Near and Far
- Designers: Ryan Laukat
- Illustrators: Ryan Laukat
- Publishers: Red Raven Games (2017)
- Players: 2–4
- Playing time: 60–120 minutes
- Chance: Moderate
- Skills: Strategy, tactics, logic

= Near and Far =

Board game

Near and Far is a board game for 2 to 4 players designed by Ryan Laukat and published by Red Raven Games in 2017. In this map based storytelling board game, players seek fame and fortune and the eventual discovery of a mysterious last ruin. The gameplay blends resource management with a storybook, with players controlling heroes that equip and provision themselves in a town, and then set out to explore the map, setting up camps and completing quests. The game is a sequel to Laukat's Above and Below, which is set in the same fictional universe (Arzium).
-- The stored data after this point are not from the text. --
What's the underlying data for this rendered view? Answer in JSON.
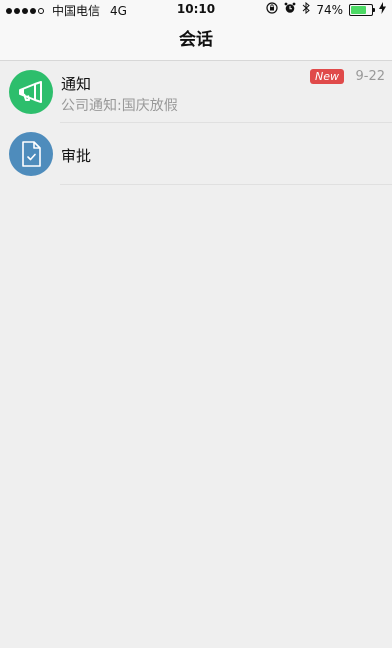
{
  "status_bar": {
    "carrier": "中国电信",
    "network": "4G",
    "time": "10:10",
    "battery_percent": "74%",
    "battery_level": 0.74,
    "icons": [
      "signal-icon",
      "lock-rotation-icon",
      "alarm-icon",
      "bluetooth-icon",
      "charging-icon"
    ]
  },
  "nav": {
    "title": "会话"
  },
  "conversations": [
    {
      "title": "通知",
      "subtitle": "公司通知:国庆放假",
      "badge": "New",
      "date": "9-22",
      "icon": "megaphone-icon",
      "avatar_color": "#2dbe6c"
    },
    {
      "title": "审批",
      "icon": "document-check-icon",
      "avatar_color": "#4e8cbc"
    }
  ]
}
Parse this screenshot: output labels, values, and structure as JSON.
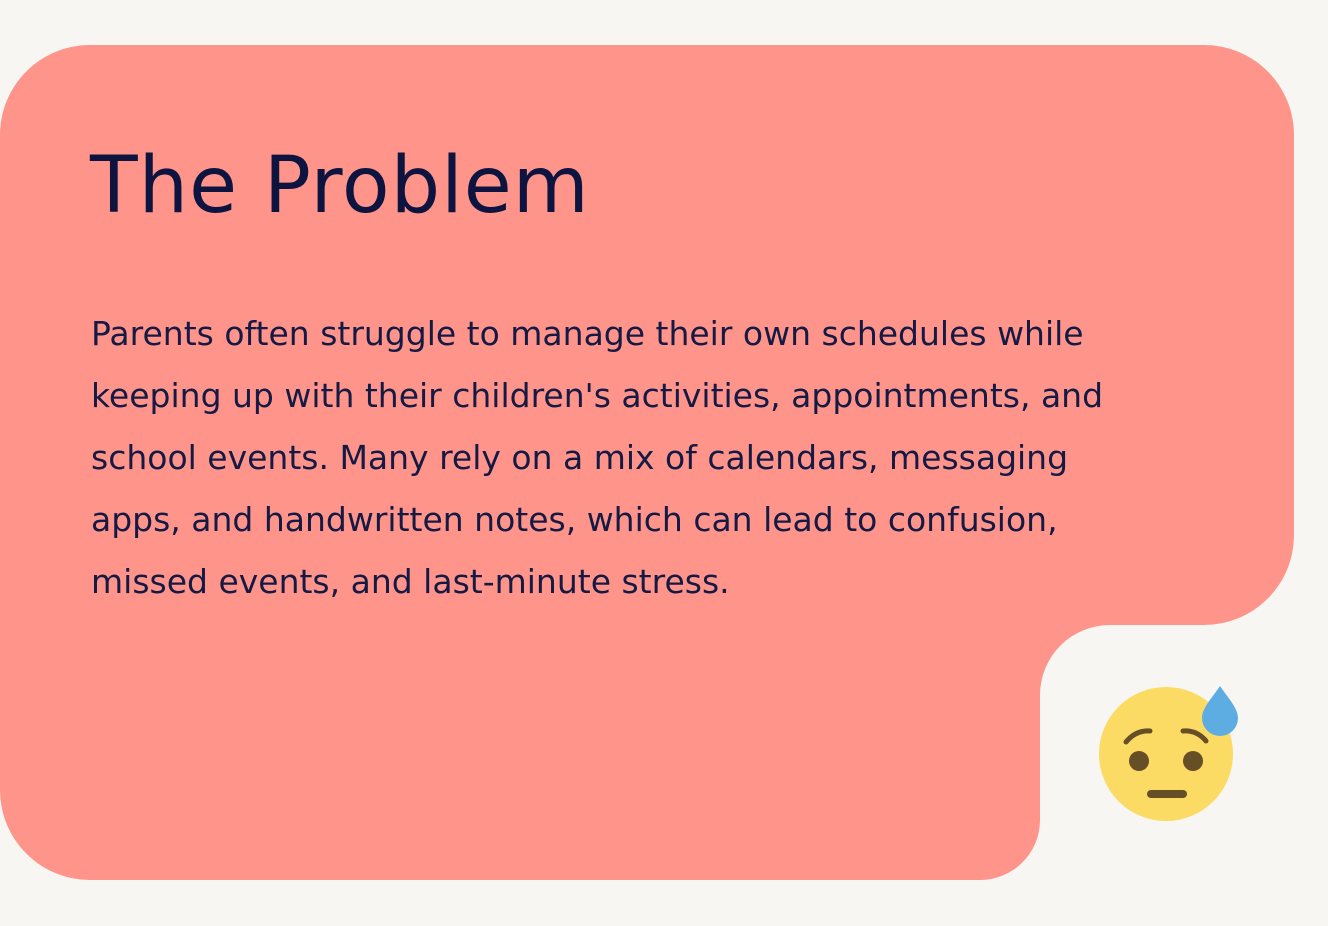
{
  "problem_card": {
    "title": "The Problem",
    "body_lines": [
      "Parents often struggle to manage their own schedules while",
      "keeping up with their children's activities, appointments, and",
      "school events. Many rely on a mix of calendars, messaging",
      "apps, and handwritten notes, which can lead to confusion,",
      "missed events, and last-minute stress."
    ],
    "emoji": "anxious-face-with-sweat-icon"
  },
  "colors": {
    "background": "#f8f6f3",
    "card": "#ff958a",
    "text": "#0e1440",
    "emoji_face": "#fbdb63",
    "emoji_features": "#664e27",
    "sweat_drop": "#5dade2"
  }
}
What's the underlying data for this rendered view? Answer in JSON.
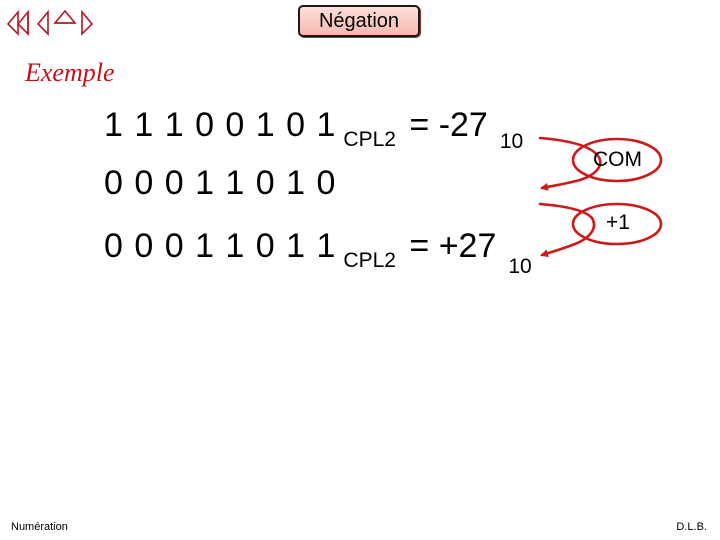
{
  "nav": {
    "icons": [
      "first-slide-icon",
      "previous-slide-icon",
      "home-icon",
      "next-slide-icon"
    ],
    "color": "#b01a24"
  },
  "title": "Négation",
  "heading": "Exemple",
  "lines": [
    {
      "bits": "1 1 1 0 0 1 0 1",
      "subscript": "CPL2",
      "equation": "= -27",
      "base": "10"
    },
    {
      "bits": "0 0 0 1 1 0 1 0"
    },
    {
      "bits": "0 0 0 1 1 0 1 1",
      "subscript": "CPL2",
      "equation": "= +27",
      "base": "10"
    }
  ],
  "operations": [
    {
      "label": "COM",
      "meaning": "complement"
    },
    {
      "label": "+1",
      "meaning": "add one"
    }
  ],
  "colors": {
    "accent": "#c0141c",
    "loop": "#cc1a1a",
    "title_bg": "#f7b8b0"
  },
  "footer": {
    "left": "Numération",
    "right": "D.L.B."
  }
}
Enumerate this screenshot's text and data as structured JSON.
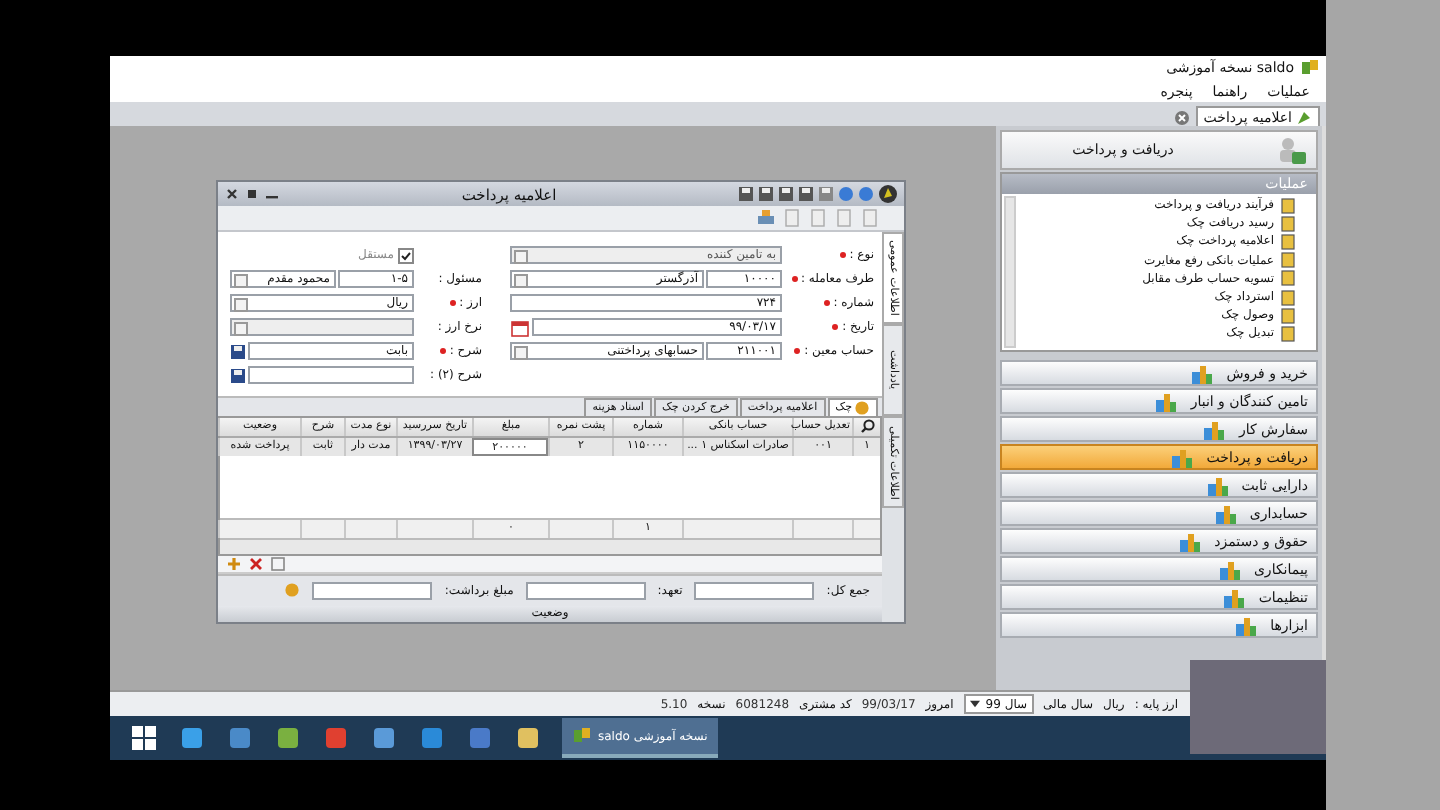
{
  "app": {
    "title": "saldo نسخه آموزشی",
    "menu": [
      "عملیات",
      "راهنما",
      "پنجره"
    ]
  },
  "doc_tabs": [
    {
      "label": "اعلامیه پرداخت",
      "selected": true
    }
  ],
  "window": {
    "title": "اعلامیه پرداخت",
    "side_tabs": [
      {
        "label": "اطلاعات عمومی",
        "selected": true
      },
      {
        "label": "یادداشت",
        "selected": false
      },
      {
        "label": "اطلاعات تکمیلی",
        "selected": false
      }
    ],
    "form_right": [
      {
        "label": "نوع :",
        "required": true,
        "kind": "dropdown",
        "value": "به تامین کننده",
        "disabled": true
      },
      {
        "label": "طرف معامله :",
        "required": true,
        "kind": "code_dropdown",
        "code": "۱۰۰۰۰",
        "value": "آذرگستر",
        "disabled": false
      },
      {
        "label": "شماره :",
        "required": true,
        "kind": "text",
        "value": "۷۲۴",
        "disabled": false
      },
      {
        "label": "تاریخ :",
        "required": true,
        "kind": "date",
        "value": "۹۹/۰۳/۱۷",
        "disabled": false
      },
      {
        "label": "حساب معین :",
        "required": true,
        "kind": "code_dropdown",
        "code": "۲۱۱۰۰۱",
        "value": "حسابهای پرداختنی",
        "disabled": false
      }
    ],
    "form_left": [
      {
        "label": "مستقل",
        "required": false,
        "kind": "checkbox",
        "checked": true,
        "disabled": true
      },
      {
        "label": "مسئول :",
        "required": false,
        "kind": "code_dropdown",
        "code": "۱-۵",
        "value": "محمود مقدم",
        "disabled": false
      },
      {
        "label": "ارز :",
        "required": true,
        "kind": "dropdown",
        "value": "ریال",
        "disabled": false
      },
      {
        "label": "نرخ ارز :",
        "required": false,
        "kind": "dropdown",
        "disabled": true
      },
      {
        "label": "شرح :",
        "required": true,
        "kind": "memo",
        "value": "بابت",
        "disabled": false
      },
      {
        "label": "شرح (۲) :",
        "required": false,
        "kind": "memo",
        "disabled": false
      }
    ],
    "grid_tabs": [
      {
        "label": "چک",
        "selected": true
      },
      {
        "label": "اعلامیه پرداخت",
        "selected": false
      },
      {
        "label": "خرج کردن چک",
        "selected": false
      },
      {
        "label": "اسناد هزینه",
        "selected": false
      }
    ],
    "table": {
      "columns": [
        "تعدیل حساب",
        "حساب بانکی",
        "شماره",
        "پشت نمره",
        "مبلغ",
        "تاریخ سررسید",
        "نوع مدت",
        "شرح",
        "وضعیت"
      ],
      "rows": [
        {
          "number": "۱",
          "cells": [
            "۰۰۱",
            "صادرات اسکناس ۱ ...",
            "۱۱۵۰۰۰۰",
            "۲",
            "۲۰۰۰۰۰",
            "۱۳۹۹/۰۳/۲۷",
            "مدت دار",
            "ثابت",
            "پرداخت شده"
          ]
        }
      ],
      "totals": {
        "number": "۱",
        "amount": "۰"
      }
    },
    "summary": [
      {
        "label": "جمع کل:"
      },
      {
        "label": "تعهد:"
      },
      {
        "label": "مبلغ برداشت:"
      }
    ],
    "status": "وضعیت"
  },
  "sidebar": {
    "header": "دریافت و پرداخت",
    "pane_title": "عملیات",
    "tasks": [
      "فرآیند دریافت و پرداخت",
      "رسید دریافت چک",
      "اعلامیه پرداخت چک",
      "عملیات بانکی رفع مغایرت",
      "تسویه حساب طرف مقابل",
      "استرداد چک",
      "وصول چک",
      "تبدیل چک"
    ],
    "modules": [
      {
        "label": "خرید و فروش",
        "selected": false
      },
      {
        "label": "تامین کنندگان و انبار",
        "selected": false
      },
      {
        "label": "سفارش کار",
        "selected": false
      },
      {
        "label": "دریافت و پرداخت",
        "selected": true
      },
      {
        "label": "دارایی ثابت",
        "selected": false
      },
      {
        "label": "حسابداری",
        "selected": false
      },
      {
        "label": "حقوق و دستمزد",
        "selected": false
      },
      {
        "label": "پیمانکاری",
        "selected": false
      },
      {
        "label": "تنظیمات",
        "selected": false
      },
      {
        "label": "ابزارها",
        "selected": false
      }
    ]
  },
  "status_bar": [
    {
      "kind": "text",
      "text": "ارز پایه :"
    },
    {
      "kind": "text",
      "text": "ریال"
    },
    {
      "kind": "text",
      "text": "سال مالی"
    },
    {
      "kind": "dropdown",
      "text": "سال 99"
    },
    {
      "kind": "text",
      "text": "امروز"
    },
    {
      "kind": "value",
      "text": "99/03/17"
    },
    {
      "kind": "text",
      "text": "کد مشتری"
    },
    {
      "kind": "value",
      "text": "6081248"
    },
    {
      "kind": "text",
      "text": "نسخه"
    },
    {
      "kind": "value",
      "text": "5.10"
    }
  ],
  "taskbar": {
    "apps": [
      {
        "label": "saldo نسخه آموزشی",
        "selected": true
      }
    ]
  }
}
The game can be played as an ongoing, 10 game campaign, with each session being played on a different map.

The game was originally sold via a Kickstarter campaign in July 2016, raising over $520,000 from over 7,000 backers.

== Gameplay ==
Players begin in a town, hiring allies and obtaining supplies such as coins, gems, and food from different buildings. They can then explore the world by using one of 11 different maps. The game comes with an atlas of spiral bound world maps, with each flip of the page revealing a different map that can be the board for a particular game.

Players will set up camps on the map, gain resources, defeat threats, and explore story locations through the use of a separate storybook. When a player reaches an adventure location, another player will read the story, which ends by giving the player two choices, and a skill check which must be passed to give rewards. Players win by scoring the most points, many of which come from artifacts, which require certain resources to build.

There are four play modes to the game. There is a tutorial scenario, an arcade mode which eliminates the stories from play, a character mode which has different stories for eight unique characters attempting to find a lost ruin which holds an artifact that will fulfill their heart's desire, and a full campaign mode with far reaching story elements which uses 10 of the game's maps in different play sessions.

== Reception ==

Popular Mechanics, Inverse, and Stuff each cited Near and Far as one of the best board games of 2017, with Matt Thrower of Stuff describing it as "a rare game that can satisfy the desire for both story and strategy at once."

== Expansion ==

In October 2017, Red Raven Games launched an expansion to the game, again via a Kickstarter campaign, titled Near and Far: Amber Mines. The campaign raised over $350,000 from just under 6,600 backers, with an anticipated delivery date of April 2018.